Pierino che avrà 20 anni nel 2010

Ispirato da un ritorno in sedicesimo dello Spirito hegeliano nel mondo postmoderno, Piero Fassino presenta il Pd non come un progetto politico ma come «una necessità storica». Non è che i Ds lo vogliono, è che lo devono all’Italia: «Grava sulle nostre spalle una gigantesca responsabilità verso l’Italia e verso gli italiani», e assumersela significa «dare all’Italia un soggetto politico nuovo», concepirlo come un dono come un uomo fa con una sposa. Perché questo matrimonio fra l’Italia e il partito post-comunista avvenga in tempi di globalizzazione matura, quando sarebbe il momento di guardare più al mondo che alla nazione, è uno di quei paradossi che in politica capitano, ma non è inspiegabile. Fattosi finalmente Stato cioè pienamente governo, quel partito s’è accorto che «i caratteri costitutivi della nazione» (ruolo internazionale, modello di sviluppo, coesione sociale) sono dissestati, e dunque pesca nel proprio passato per rilanciare «la funzione nazionale» che fu del Pci nei momenti cruciali, dalla Resistenza al «contributo alla salvezza del paese negli anni ’70».

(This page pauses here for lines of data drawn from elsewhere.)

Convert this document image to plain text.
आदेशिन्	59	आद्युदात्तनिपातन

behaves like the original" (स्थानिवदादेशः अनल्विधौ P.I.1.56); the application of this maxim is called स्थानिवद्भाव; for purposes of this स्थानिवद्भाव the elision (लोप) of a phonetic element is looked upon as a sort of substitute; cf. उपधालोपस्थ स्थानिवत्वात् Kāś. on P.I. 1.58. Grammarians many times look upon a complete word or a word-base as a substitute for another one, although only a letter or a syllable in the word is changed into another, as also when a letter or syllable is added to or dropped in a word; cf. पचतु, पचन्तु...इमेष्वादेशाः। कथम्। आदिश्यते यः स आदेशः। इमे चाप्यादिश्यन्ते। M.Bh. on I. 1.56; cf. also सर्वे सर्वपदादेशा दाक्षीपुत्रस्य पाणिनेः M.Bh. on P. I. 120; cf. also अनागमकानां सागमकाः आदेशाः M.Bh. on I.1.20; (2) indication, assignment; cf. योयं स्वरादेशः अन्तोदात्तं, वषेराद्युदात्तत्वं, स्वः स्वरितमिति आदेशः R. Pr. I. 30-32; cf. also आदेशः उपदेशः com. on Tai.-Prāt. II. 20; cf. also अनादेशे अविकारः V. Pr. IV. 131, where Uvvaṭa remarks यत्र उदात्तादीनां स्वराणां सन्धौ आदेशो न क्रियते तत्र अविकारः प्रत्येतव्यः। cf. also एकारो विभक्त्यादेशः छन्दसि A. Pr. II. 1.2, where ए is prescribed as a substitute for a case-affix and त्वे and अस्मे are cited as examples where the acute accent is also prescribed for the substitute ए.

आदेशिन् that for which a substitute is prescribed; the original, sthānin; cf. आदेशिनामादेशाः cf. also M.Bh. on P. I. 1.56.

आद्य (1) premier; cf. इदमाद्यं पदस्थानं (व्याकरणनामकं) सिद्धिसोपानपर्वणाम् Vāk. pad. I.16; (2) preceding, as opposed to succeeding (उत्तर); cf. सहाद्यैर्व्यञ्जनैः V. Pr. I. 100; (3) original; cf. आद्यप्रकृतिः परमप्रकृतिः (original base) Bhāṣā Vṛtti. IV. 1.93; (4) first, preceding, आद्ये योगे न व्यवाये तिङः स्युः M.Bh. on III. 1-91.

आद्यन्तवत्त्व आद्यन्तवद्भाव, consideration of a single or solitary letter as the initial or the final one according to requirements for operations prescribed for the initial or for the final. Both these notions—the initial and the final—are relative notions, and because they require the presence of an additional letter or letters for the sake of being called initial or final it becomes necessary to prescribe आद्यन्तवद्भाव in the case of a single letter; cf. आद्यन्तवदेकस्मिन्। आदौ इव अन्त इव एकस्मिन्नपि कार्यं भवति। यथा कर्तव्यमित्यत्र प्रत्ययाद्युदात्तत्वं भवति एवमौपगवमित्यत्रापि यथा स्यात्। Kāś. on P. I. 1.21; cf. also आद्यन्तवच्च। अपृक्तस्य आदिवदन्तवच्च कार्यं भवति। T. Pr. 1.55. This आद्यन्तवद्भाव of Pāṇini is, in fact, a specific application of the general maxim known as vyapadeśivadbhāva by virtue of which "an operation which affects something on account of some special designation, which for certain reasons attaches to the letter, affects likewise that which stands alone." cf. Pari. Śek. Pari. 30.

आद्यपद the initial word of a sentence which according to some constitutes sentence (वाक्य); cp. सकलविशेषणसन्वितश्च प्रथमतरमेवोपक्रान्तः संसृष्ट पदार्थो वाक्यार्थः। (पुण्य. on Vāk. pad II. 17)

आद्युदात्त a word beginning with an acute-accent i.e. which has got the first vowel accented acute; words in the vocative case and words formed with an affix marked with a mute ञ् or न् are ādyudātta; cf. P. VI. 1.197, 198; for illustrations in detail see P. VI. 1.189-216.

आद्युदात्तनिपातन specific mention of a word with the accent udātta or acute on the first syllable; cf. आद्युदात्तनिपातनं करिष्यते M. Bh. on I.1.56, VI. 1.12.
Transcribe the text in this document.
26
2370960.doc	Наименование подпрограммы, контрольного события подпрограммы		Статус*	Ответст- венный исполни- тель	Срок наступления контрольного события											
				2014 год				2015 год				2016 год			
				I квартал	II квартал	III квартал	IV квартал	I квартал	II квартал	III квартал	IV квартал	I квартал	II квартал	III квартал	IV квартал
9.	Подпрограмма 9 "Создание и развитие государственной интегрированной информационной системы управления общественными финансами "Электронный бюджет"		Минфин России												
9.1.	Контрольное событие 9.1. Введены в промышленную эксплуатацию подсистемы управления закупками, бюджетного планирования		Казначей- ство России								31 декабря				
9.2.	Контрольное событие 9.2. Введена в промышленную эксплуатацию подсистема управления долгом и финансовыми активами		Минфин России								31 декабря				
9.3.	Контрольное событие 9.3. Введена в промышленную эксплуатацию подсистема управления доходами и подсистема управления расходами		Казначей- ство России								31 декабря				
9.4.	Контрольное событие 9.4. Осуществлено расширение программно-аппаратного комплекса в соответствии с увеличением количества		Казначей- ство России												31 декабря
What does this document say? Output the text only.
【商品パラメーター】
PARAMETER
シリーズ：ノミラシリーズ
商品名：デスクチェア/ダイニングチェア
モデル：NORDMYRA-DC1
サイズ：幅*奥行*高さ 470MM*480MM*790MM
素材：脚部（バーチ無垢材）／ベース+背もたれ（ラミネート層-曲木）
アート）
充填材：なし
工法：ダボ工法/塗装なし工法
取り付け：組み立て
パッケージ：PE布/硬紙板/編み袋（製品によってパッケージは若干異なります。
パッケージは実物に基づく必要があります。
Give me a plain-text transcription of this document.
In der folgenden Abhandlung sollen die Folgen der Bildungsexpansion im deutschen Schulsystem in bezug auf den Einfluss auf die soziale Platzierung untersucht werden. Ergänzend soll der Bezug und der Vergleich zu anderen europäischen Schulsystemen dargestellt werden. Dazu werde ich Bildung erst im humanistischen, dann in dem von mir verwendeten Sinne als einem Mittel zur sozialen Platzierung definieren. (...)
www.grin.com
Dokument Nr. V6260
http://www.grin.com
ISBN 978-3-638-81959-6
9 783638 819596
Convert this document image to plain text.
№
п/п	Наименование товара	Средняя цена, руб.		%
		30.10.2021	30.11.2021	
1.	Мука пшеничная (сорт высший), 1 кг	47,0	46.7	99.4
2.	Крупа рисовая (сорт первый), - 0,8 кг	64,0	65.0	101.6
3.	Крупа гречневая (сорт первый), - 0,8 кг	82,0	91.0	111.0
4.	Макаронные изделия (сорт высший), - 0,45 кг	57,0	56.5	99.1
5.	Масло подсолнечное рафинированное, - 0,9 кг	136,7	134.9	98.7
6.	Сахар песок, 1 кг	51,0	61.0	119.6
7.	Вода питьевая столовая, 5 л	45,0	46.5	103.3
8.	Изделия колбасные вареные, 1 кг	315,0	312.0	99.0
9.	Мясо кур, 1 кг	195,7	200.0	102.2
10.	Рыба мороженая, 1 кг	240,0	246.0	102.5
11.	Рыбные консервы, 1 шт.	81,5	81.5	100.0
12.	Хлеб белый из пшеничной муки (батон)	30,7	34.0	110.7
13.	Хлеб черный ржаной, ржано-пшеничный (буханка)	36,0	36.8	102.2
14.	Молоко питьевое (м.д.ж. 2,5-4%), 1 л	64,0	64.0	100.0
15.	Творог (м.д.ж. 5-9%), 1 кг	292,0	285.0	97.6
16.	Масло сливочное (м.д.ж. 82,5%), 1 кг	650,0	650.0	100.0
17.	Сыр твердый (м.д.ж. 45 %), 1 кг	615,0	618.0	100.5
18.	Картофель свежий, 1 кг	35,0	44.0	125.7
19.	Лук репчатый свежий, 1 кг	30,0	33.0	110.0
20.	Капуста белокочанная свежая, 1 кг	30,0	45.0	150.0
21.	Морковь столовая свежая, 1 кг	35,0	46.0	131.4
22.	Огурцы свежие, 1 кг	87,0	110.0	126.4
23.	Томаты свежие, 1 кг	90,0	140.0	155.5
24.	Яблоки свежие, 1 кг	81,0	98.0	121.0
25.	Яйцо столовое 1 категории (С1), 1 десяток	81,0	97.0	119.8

E’ l’unico tassello della tradizione a essere rilanciato: per il resto, «la nostra storia, lontana e recente, non è in discussione», ma ormai «serve un pensiero nuovo per un secolo nuovo», che «non è iniziato il 1° gennaio 2000, ma il 9 novembre ’89». E’ vero, serve; e Fassino ha pure ragione quando ammonisce «guai a credere che stare fermi, rifugiarsi nell’identità, coltivare le nostalgie della memoria, sia sufficiente per esercitare il ruolo politico a cui la sinistra aspira». Ma se poi si vanno a cercare nella sua relazione gli spunti o anche solo gli stimoli del pensiero nuovo per il secolo nuovo, non si trova molto di più che il resto di niente. Sei righe (su 54 cartelle) sulla globalizzazione, altre sei sul postfordismo, cinque sulle migrazioni, undici su clima e energia e parecchie di più solo su famiglia e bioetica, «temi sensibili» per il rapporto con i cattolici. Né la brevità, in questo caso, sta per densità: nel tempo nuovo «tutti i caratteri della società – modo di produrre, di consumare, di lavorare, di comunicare, di relazionarsi agli altri – sono cambiati profondamente», ma più in là di questo non si va. «La geografia economica e politica del pianeta muta», ma di questa mutazione il segretario si limita a elencare i capitoli: «crisi della leadership Usa, protagonismo dei paesi emergenti, complessità dei rapporti fra Islam e occidente». E così pure mutano il clima, la produzione e il lavoro, gli equilibri demografici e anagrafici, la struttura delle famiglie, il rapporto con la vita e la morte, la natura e la tecnologia, ma su ognuno di questi titoli si vola bassissimo. E si sorvola pure su quello della crisi della democrazia e del rapporto fra cittadini e politica, su cui qualche idea il «partito nuovo» dovrà pure farsela venire…Sì che quando Fassino dice che invece di attardarsi sulla propria identità bisogna «stare in sintonia con la società e la sua costante evoluzione» va preso alla lettera: in sintonia, senza l’ombra della critica e senza nemmeno la fatica dell’interpretazione.
Con queste premesse non promette granché l’incontro fra i valori storici della sinistra – libertà, democrazia, giustizia, uguaglianza, solidarietà, lavoro – con l’alfabeto del nuovo secolo – cittadinanza, diritti, laicità, innovazione, integrazione, merito, multiculturalità, pari opportunità, sicurezza, sostenibilità, sopranazionalità» che il segretario invoca come piattaforma culturale del Partito democratico; anzi a guardare bene promette meno del Psi di Craxi e Martelli, che ai meriti nell’81 affiancava almeno i bisogni, e della laicità non pensava che dovesse limitarsi a gestire il traffico del dialogo «tra tutte le culture, religiose o secolari» e «garantire la Repubblica dall’integralismo religioso, ideologico e economico». E’ vero che il Partito democratico «lo facciamo per chi avrà vent’anni nel 2010». Ma anche chi avrà vent’anni nel 2010 non si vede perché non dovrebbe meritare qualcosa di più.